You may have heard the word adrenal fatigue thrown around but are not sure what it is or if you might have adrenal fatigue. Many people don’t recognize the symptoms of poor adrenal function and end up feeling lousy for far too long.
Before I talk about adrenal fatigue, it is important to understand what the adrenal glands are and what they do:
What are the adrenals?
The health of your adrenal glands is paramount to overall health and well being. These essential glands sit right above the kidney, and there is one gland per kidney and are integrally related to kidney function. In fact,the word adrenal comes from the Latin word ‘ad renes.’ which means near the kidney.
There are three layers to the adrenals, the capsule, the cortex and the medulla. The capsule is a protective layer of fat that is around the gland. The cortex has three parts in itself – one part produces DHEA and other sex hormones, one part produces corticosteroids which help to regulate our sleep/waking cycle, keep inflammation at bay, help us generate energy from non-carbohydrate foods and also regulate blood pressure.
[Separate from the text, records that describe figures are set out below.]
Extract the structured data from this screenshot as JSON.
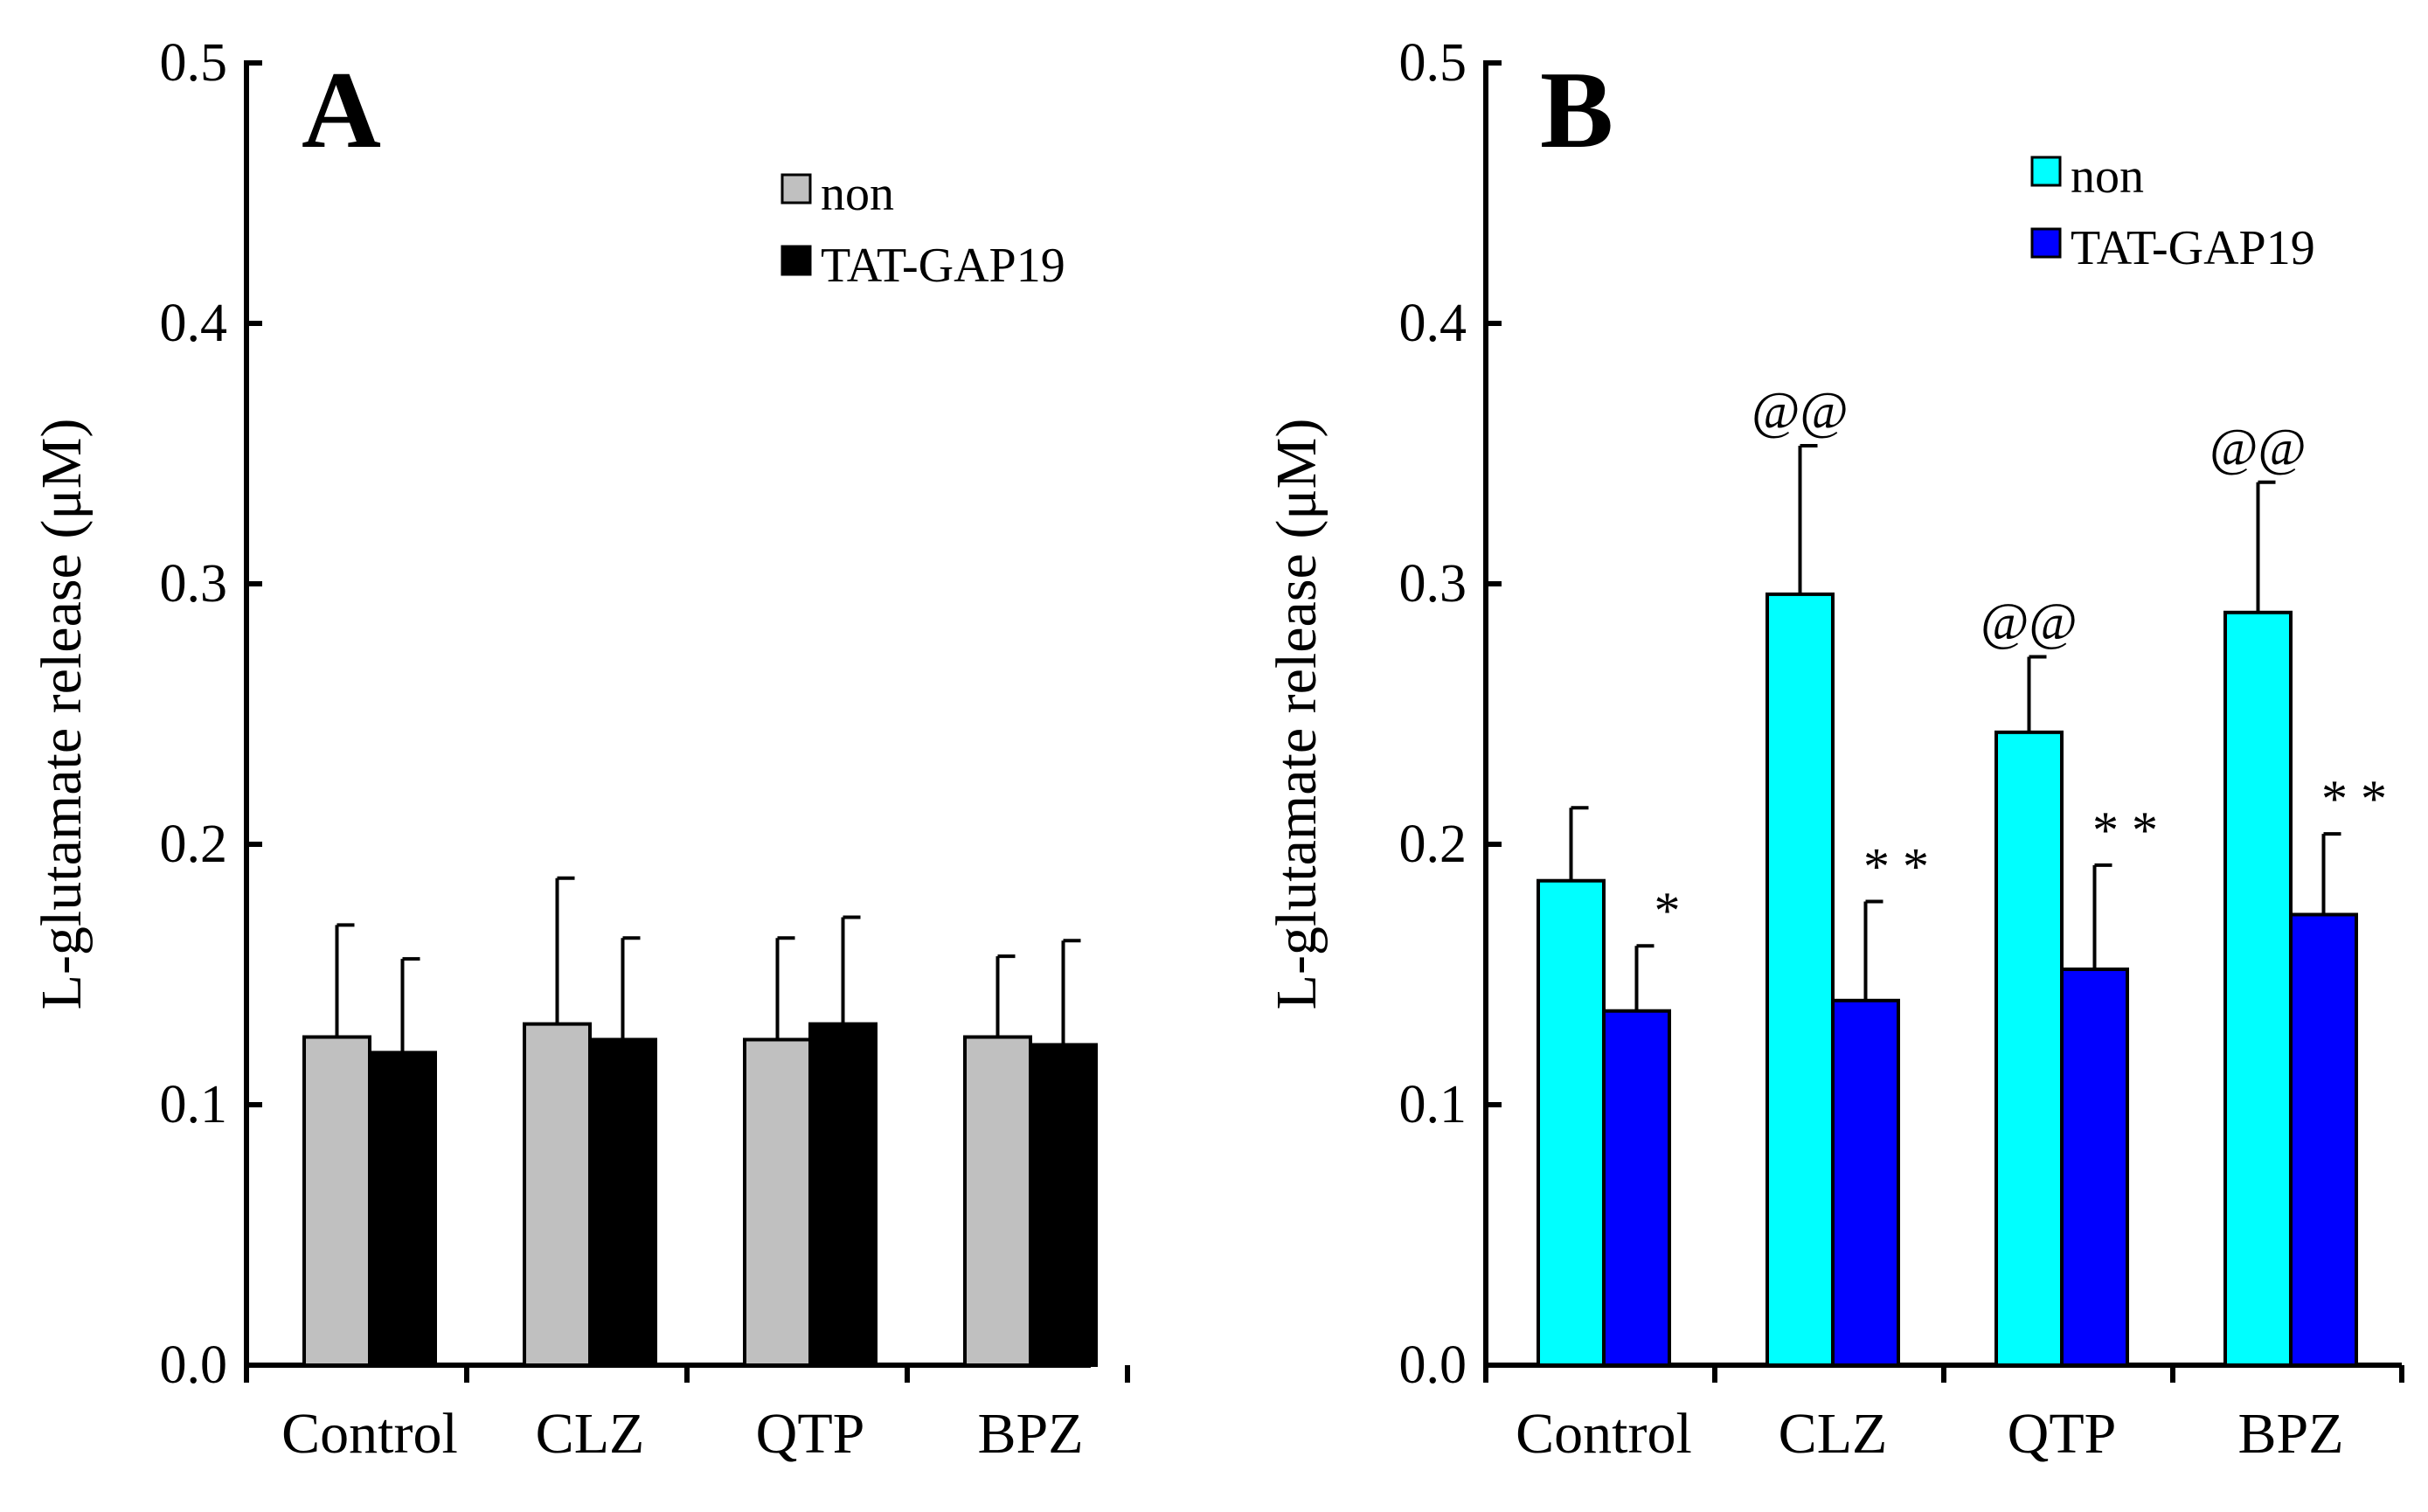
{
  "chart_data": [
    {
      "type": "bar",
      "panel": "A",
      "ylabel": "L-glutamate release (μM)",
      "ylim": [
        0,
        0.5
      ],
      "yticks": [
        "0.0",
        "0.1",
        "0.2",
        "0.3",
        "0.4",
        "0.5"
      ],
      "categories": [
        "Control",
        "CLZ",
        "QTP",
        "BPZ"
      ],
      "legend_position": "top-right",
      "series": [
        {
          "name": "non",
          "color": "#c0c0c0",
          "values": [
            0.126,
            0.131,
            0.125,
            0.126
          ],
          "errors": [
            0.043,
            0.056,
            0.039,
            0.031
          ]
        },
        {
          "name": "TAT-GAP19",
          "color": "#000000",
          "values": [
            0.12,
            0.125,
            0.131,
            0.123
          ],
          "errors": [
            0.036,
            0.039,
            0.041,
            0.04
          ]
        }
      ],
      "annotations": []
    },
    {
      "type": "bar",
      "panel": "B",
      "ylabel": "L-glutamate release (μM)",
      "ylim": [
        0,
        0.5
      ],
      "yticks": [
        "0.0",
        "0.1",
        "0.2",
        "0.3",
        "0.4",
        "0.5"
      ],
      "categories": [
        "Control",
        "CLZ",
        "QTP",
        "BPZ"
      ],
      "legend_position": "top-right",
      "series": [
        {
          "name": "non",
          "color": "#00ffff",
          "values": [
            0.186,
            0.296,
            0.243,
            0.289
          ],
          "errors": [
            0.028,
            0.057,
            0.029,
            0.05
          ]
        },
        {
          "name": "TAT-GAP19",
          "color": "#0000ff",
          "values": [
            0.136,
            0.14,
            0.152,
            0.173
          ],
          "errors": [
            0.025,
            0.038,
            0.04,
            0.031
          ]
        }
      ],
      "annotations": [
        {
          "text": "*",
          "series": 1,
          "category": 0
        },
        {
          "text": "@@",
          "series": 0,
          "category": 1
        },
        {
          "text": "**",
          "series": 1,
          "category": 1
        },
        {
          "text": "@@",
          "series": 0,
          "category": 2
        },
        {
          "text": "**",
          "series": 1,
          "category": 2
        },
        {
          "text": "@@",
          "series": 0,
          "category": 3
        },
        {
          "text": "**",
          "series": 1,
          "category": 3
        }
      ]
    }
  ]
}
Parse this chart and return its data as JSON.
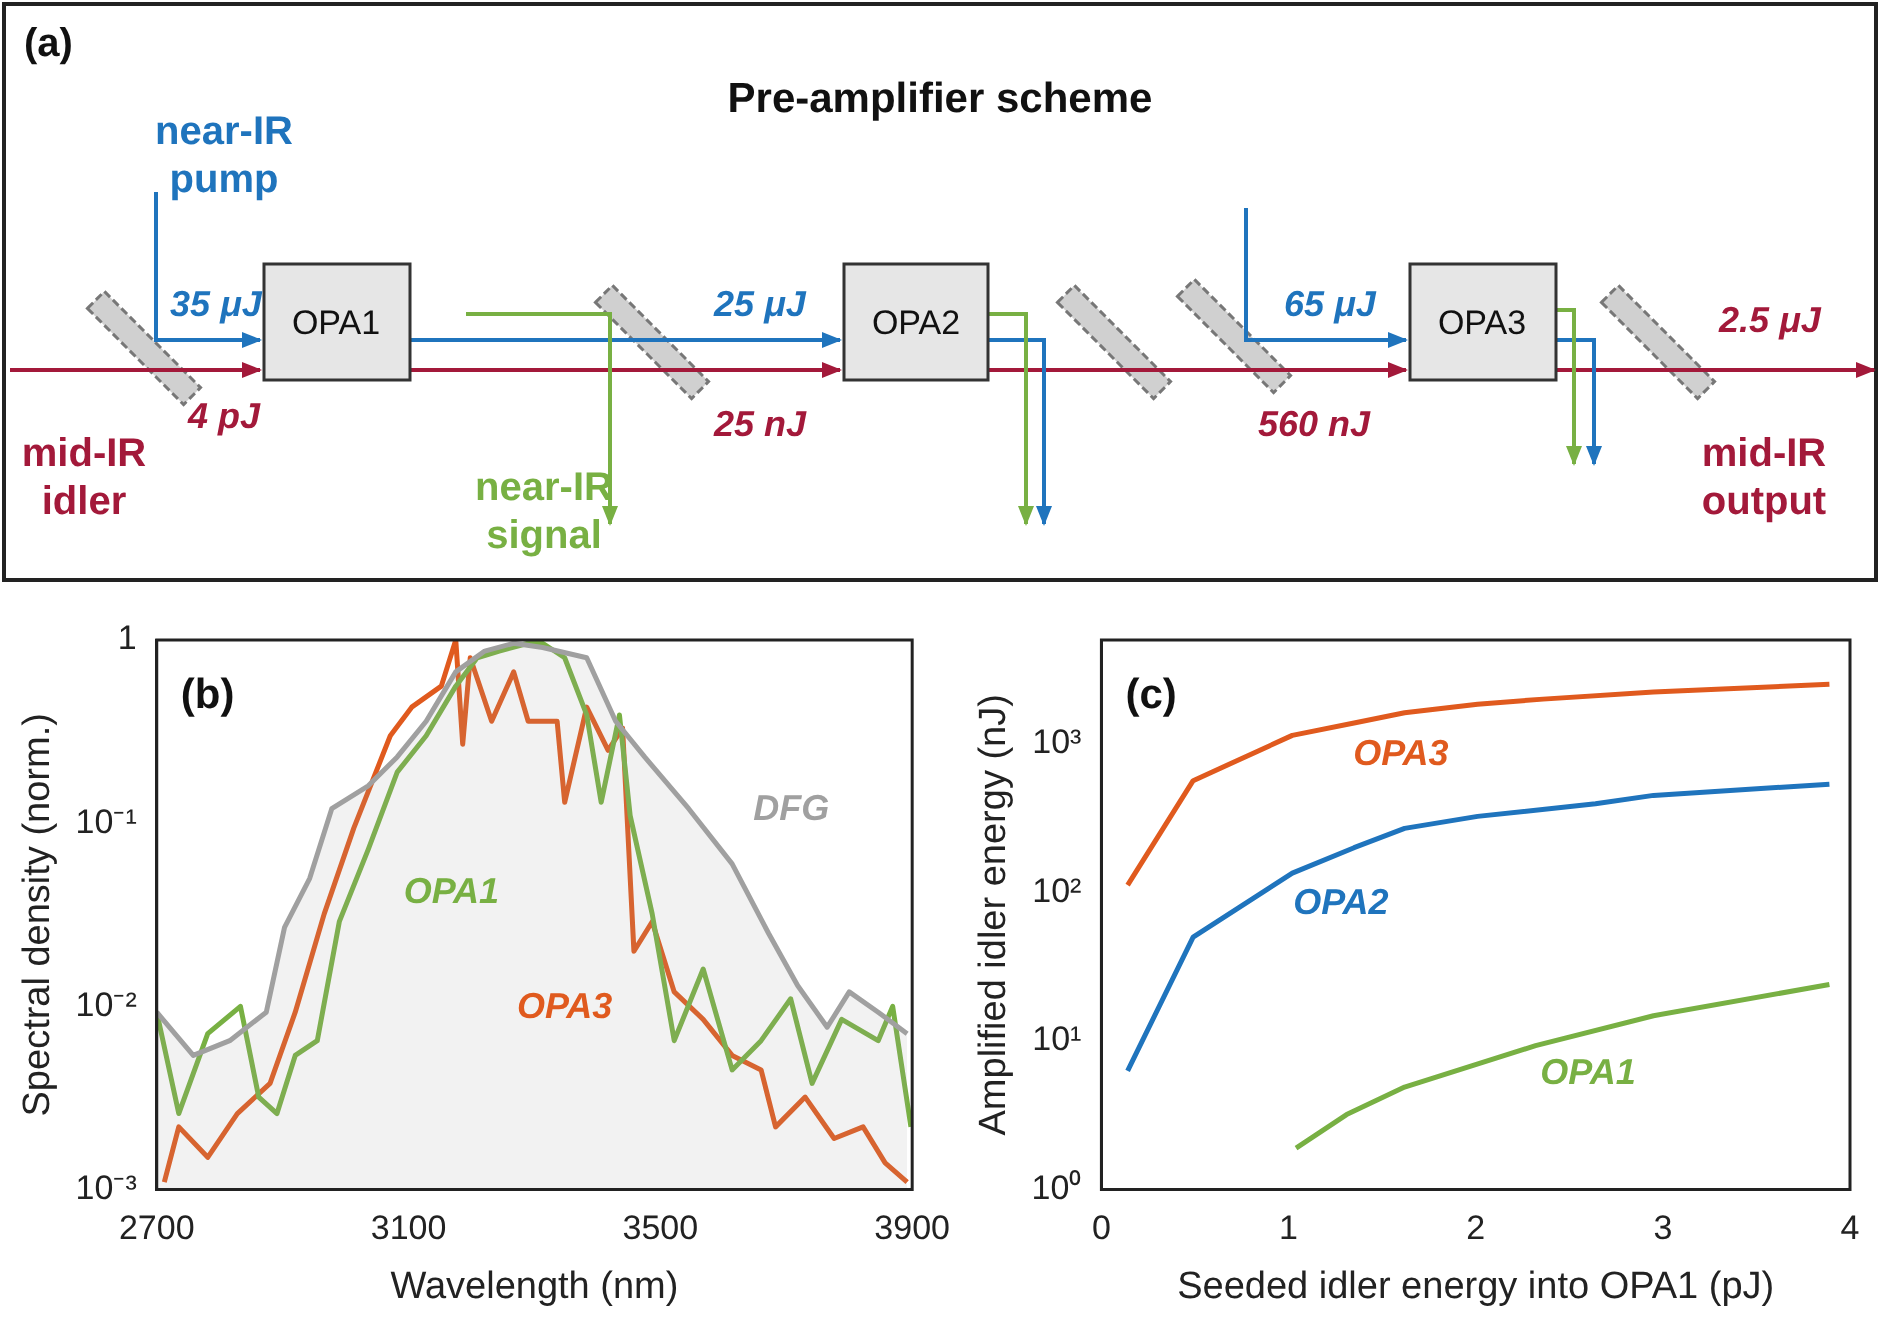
{
  "chart_data": [
    {
      "type": "other",
      "title": "Pre-amplifier scheme",
      "annotations": [
        "(a)",
        "near-IR pump",
        "35 μJ",
        "4 pJ",
        "mid-IR idler",
        "OPA1",
        "near-IR signal",
        "25 μJ",
        "25 nJ",
        "OPA2",
        "65 μJ",
        "560 nJ",
        "OPA3",
        "2.5 μJ",
        "mid-IR output"
      ]
    },
    {
      "type": "line",
      "xlabel": "Wavelength (nm)",
      "ylabel": "Spectral density (norm.)",
      "log": "y",
      "annotations": [
        "(b)"
      ],
      "xlim": [
        2700,
        3900
      ],
      "xticks": [
        2700,
        3100,
        3500,
        3900
      ],
      "ylim": [
        0.001,
        1
      ],
      "yticks": [
        {
          "value": 0.001,
          "label": "10⁻³"
        },
        {
          "value": 0.01,
          "label": "10⁻²"
        },
        {
          "value": 0.1,
          "label": "10⁻¹"
        },
        1
      ],
      "series": [
        {
          "name": "DFG",
          "type": "area",
          "color": "#a0a0a0",
          "x": [
            2700,
            2758,
            2816,
            2874,
            2903,
            2943,
            2978,
            3036,
            3082,
            3128,
            3175,
            3221,
            3267,
            3313,
            3383,
            3429,
            3475,
            3545,
            3614,
            3672,
            3718,
            3765,
            3800,
            3846,
            3892
          ],
          "values": [
            0.0093,
            0.0054,
            0.0065,
            0.0093,
            0.027,
            0.05,
            0.12,
            0.16,
            0.23,
            0.36,
            0.67,
            0.87,
            0.96,
            0.91,
            0.8,
            0.36,
            0.23,
            0.12,
            0.06,
            0.025,
            0.013,
            0.0077,
            0.012,
            0.0093,
            0.0071
          ]
        },
        {
          "name": "OPA1",
          "color": "#78b043",
          "x": [
            2700,
            2735,
            2781,
            2833,
            2862,
            2891,
            2920,
            2955,
            2990,
            3036,
            3082,
            3128,
            3175,
            3209,
            3244,
            3290,
            3313,
            3348,
            3383,
            3406,
            3435,
            3452,
            3487,
            3522,
            3568,
            3614,
            3660,
            3707,
            3741,
            3788,
            3846,
            3869,
            3898
          ],
          "values": [
            0.0093,
            0.0026,
            0.0071,
            0.01,
            0.0032,
            0.0026,
            0.0054,
            0.0065,
            0.029,
            0.072,
            0.19,
            0.3,
            0.56,
            0.8,
            0.87,
            0.96,
            0.96,
            0.8,
            0.39,
            0.13,
            0.39,
            0.11,
            0.032,
            0.0065,
            0.016,
            0.0045,
            0.0065,
            0.011,
            0.0038,
            0.0085,
            0.0065,
            0.01,
            0.0022
          ]
        },
        {
          "name": "OPA3",
          "color": "#e05a1e",
          "x": [
            2712,
            2735,
            2781,
            2828,
            2880,
            2920,
            2966,
            3013,
            3071,
            3105,
            3152,
            3175,
            3186,
            3198,
            3232,
            3267,
            3290,
            3336,
            3348,
            3383,
            3417,
            3440,
            3458,
            3487,
            3522,
            3568,
            3614,
            3660,
            3683,
            3730,
            3776,
            3822,
            3857,
            3892
          ],
          "values": [
            0.0011,
            0.0022,
            0.0015,
            0.0026,
            0.0038,
            0.0093,
            0.032,
            0.094,
            0.3,
            0.43,
            0.56,
            1,
            0.27,
            0.8,
            0.36,
            0.67,
            0.36,
            0.36,
            0.13,
            0.43,
            0.25,
            0.33,
            0.02,
            0.029,
            0.012,
            0.0085,
            0.0054,
            0.0045,
            0.0022,
            0.0032,
            0.0019,
            0.0022,
            0.0014,
            0.0011
          ]
        }
      ]
    },
    {
      "type": "line",
      "xlabel": "Seeded idler energy into OPA1 (pJ)",
      "ylabel": "Amplified idler energy (nJ)",
      "log": "y",
      "annotations": [
        "(c)"
      ],
      "xlim": [
        0,
        4
      ],
      "xticks": [
        0,
        1,
        2,
        3,
        4
      ],
      "ylim": [
        1,
        5000
      ],
      "yticks": [
        {
          "value": 1,
          "label": "10⁰"
        },
        {
          "value": 10,
          "label": "10¹"
        },
        {
          "value": 100,
          "label": "10²"
        },
        {
          "value": 1000,
          "label": "10³"
        }
      ],
      "series": [
        {
          "name": "OPA3",
          "color": "#e05a1e",
          "x": [
            0.14,
            0.49,
            1.02,
            1.35,
            1.62,
            2.01,
            2.36,
            2.95,
            3.89
          ],
          "values": [
            112,
            565,
            1140,
            1380,
            1620,
            1850,
            2000,
            2230,
            2520
          ]
        },
        {
          "name": "OPA2",
          "color": "#1f74bd",
          "x": [
            0.14,
            0.49,
            1.02,
            1.35,
            1.62,
            2.01,
            2.64,
            2.95,
            3.89
          ],
          "values": [
            6.3,
            50,
            135,
            200,
            270,
            325,
            395,
            450,
            535
          ]
        },
        {
          "name": "OPA1",
          "color": "#78b043",
          "x": [
            1.04,
            1.31,
            1.62,
            2.32,
            2.95,
            3.89
          ],
          "values": [
            1.9,
            3.2,
            4.9,
            9.3,
            14.8,
            24
          ]
        }
      ]
    }
  ]
}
The cortex also produces mineral corticoids including aldosterone, which helps regulate fluid and mineral excretion. The medulla is at the center of the gland and secretes epinephrine (adrenaline), norepinephrine, and dopamine. These stress hormones are also known as neurotransmitters that generate our primitive response to stress – the one that keeps us alive in times of trauma or danger.
What do the adrenals do when we are stressed?
When the body comes under stress, the brain sends a signal to the adrenal glands which respond by releasing stress hormones. These hormones do things like slow down our digestion, make us more alert and drive blood to critical areas including the brain and muscles.
What is adrenal fatigue?
When we have been under stress for some time, the body begins to run out of what is needed to make certain hormones. When this happens, it becomes difficult for your body to keep up with the production of stress hormones, sex hormones, and neurotransmitters. Adrenal fatigue can also develop from lack of sleep, poor diet or lack of exercise, negative thinking, exposure to toxins an and pollution and trauma.
How do I know if I have adrenal fatigue?
It gets a little tricky to diagnose adrenal fatigue based solely on symptoms because you can easily attribute most, if not all symptoms of something else. However here is a list of the common symptoms associated with the condition:
- Hard time getting up in the morning
- High energy in the evening
- Constant fatigue
- Inability to handle stress
- Strong cravings for salty foods
- Too much dependence on stimulants like caffeine
- Weak immune system
You may also notice:
- Asthma, allergies or respiratory complaints
- Dark circles under the eyes
- Dry skin
- Extreme tiredness an hour after exercise
- Frequent urination
- Joint pain
- Lines in your fingertips
- Loss of muscle tone
- Low blood pressure
- Low blood sugar
- Low sex drive
- Lower back pain
- Numbness in your fingers / Poor circulation
- Weight gain
It may be possible that if you are suffering from adrenal fatigue, you have had a long history of stressful events that have sent you into a whirlwind.
Even though you may feel like you are just lazy, it may be that you are suffering from adrenal fatigue. By making the proper nutrition and lifestyle choices, your health can turn around rapidly.
How to test for adrenal fatigue
One of the best ways to check for sure for adrenal fatigue is through your saliva. Saliva is a very non-invasive way to look at the adrenal hormones, mainly cortisol and how it fluctuates during the day. If you are concerned that you might have adrenal fatigue, be sure that you see a practitioner that can diagnose you appropriately.
What you can do
Diet: Improving your diet can make a tremendous difference in the health of your adrenals. Eating a diet comprised of whole foods and eliminating fast and junk food is necessary for healing. Some very good foods to eat include coconut, olives, avocados, cruciferous vegetables including broccoli, Brussels sprouts, and cauliflower, nuts including walnuts and almonds, fatty fish, seeds such as pumpkin, chia and flax and free range (organic) chicken and turkey.
Supplements: In addition to eating well, there are a number of supplements that you can take that will help support adrenal health. Remember to always take a whole food form of these supplements when you can:
- Holy basil
- Fish oil (EPA/DHA)
- Vitamin B5
- Vitamin B12
- Vitamin C
- Vitamin D3
Stress Management: It is imperative to rest your mind and body when you are suffering from adrenal fatigue. Try to get at least 8-10 hours of sleep per night, avoid staying up late – try to be in bed by 10 p.m, do something fun each day, minimize work and relationship stress as much as possible and exercise moderately daily. Also, avoid negative people and negative self-talk, make time to do things you love and things that relax you and seek good counsel to help with recovery from trauma.
It is possible to recover from adrenal fatigue but it does not happen overnight. Be persistent and patient and you will feel better.